王旭揉了揉他的腦袋,拿起一張麪餅遞給他,笑道:“快吃吧,吃的壯壯的,纔有心思念佛。”
“謝施主...”小沙彌大喜過望,拿着麪餅高興的跑開了。
和尚講究過午不食,七八歲的小沙彌,正是長身體的時候,一天三頓飯都覺得吃不飽,更別說一天兩頓了。
看着蹦蹦跳跳離開的小沙彌,王旭坐下來安心吃飯,吃完之後叫上還在念經的法海,結伴向揚州府的縣學府走去。

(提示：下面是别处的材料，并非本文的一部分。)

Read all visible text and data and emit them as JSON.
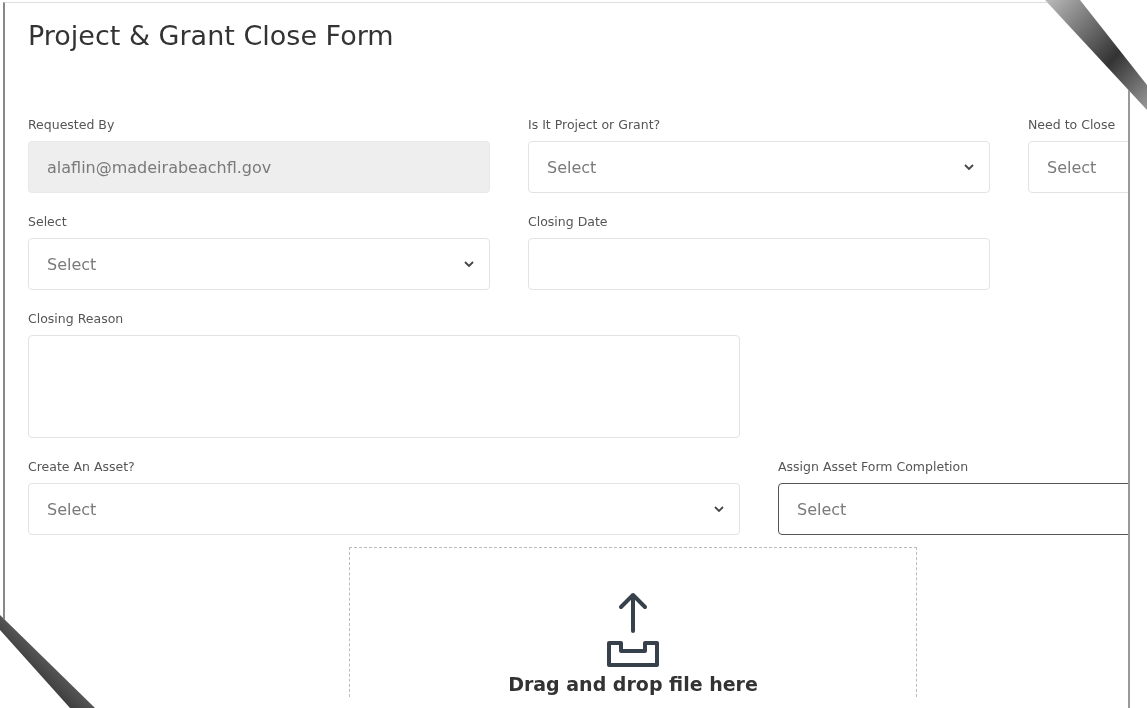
{
  "form": {
    "title": "Project & Grant Close Form",
    "fields": [
      {
        "label": "Requested By",
        "kind": "text",
        "value": "alaflin@madeirabeachfl.gov",
        "disabled": true,
        "focused": false
      },
      {
        "label": "Is It Project or Grant?",
        "kind": "select",
        "value": "Select",
        "disabled": false,
        "focused": false
      },
      {
        "label": "Need to Close",
        "kind": "select",
        "value": "Select",
        "disabled": false,
        "focused": false
      },
      {
        "label": "Select",
        "kind": "select",
        "value": "Select",
        "disabled": false,
        "focused": false
      },
      {
        "label": "Closing Date",
        "kind": "text",
        "disabled": false,
        "focused": false
      },
      {
        "label": "Closing Reason",
        "kind": "textarea",
        "disabled": false,
        "focused": false
      },
      {
        "label": "Create An Asset?",
        "kind": "select",
        "value": "Select",
        "disabled": false,
        "focused": false
      },
      {
        "label": "Assign Asset Form Completion",
        "kind": "select",
        "value": "Select",
        "disabled": false,
        "focused": true
      }
    ],
    "dropzone": {
      "text": "Drag and drop file here"
    }
  }
}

縣學府,也就是縣學,天下間的讀書人,想要讀書有三個去處,一個是跟隨在大儒身邊進學,一個是拜入各大書院,一個則是進入官方創辦的縣學府。
王旭要參加的是舉人試,考試地點便在揚州的縣學府中。
趕到這的時候,已經是上午九點了,縣學府外站滿了考生,一個個等在門口翹首以盼。
向人羣中看去,在場的秀才年齡各異,小的跟王旭差不多大,甚至有十三四的小秀才。
大的年過花甲,被人攙扶着來的都有,真不知道那麼大歲數了,還考什麼舉人。
同樣,人羣也是兩兩分立,寒門子弟在站左邊,士紳子弟站在右邊,看向彼此的目光都不友善。
這也是難免的,士紳與寒門天然對立,要不然也不會分爲寒黨跟朱黨了。
王旭身爲朱黨的後備役成員,自然不會去寒門子弟那邊自討沒趣,主動向士紳一方走去。
“王續之來了!”
看到王旭走來,自有見過他的給出招呼。
別人一聽王旭的名號,根本不用他開口,自動就將路讓開了,偶爾有幾個不開眼的,也被身邊的朋友拽了過去。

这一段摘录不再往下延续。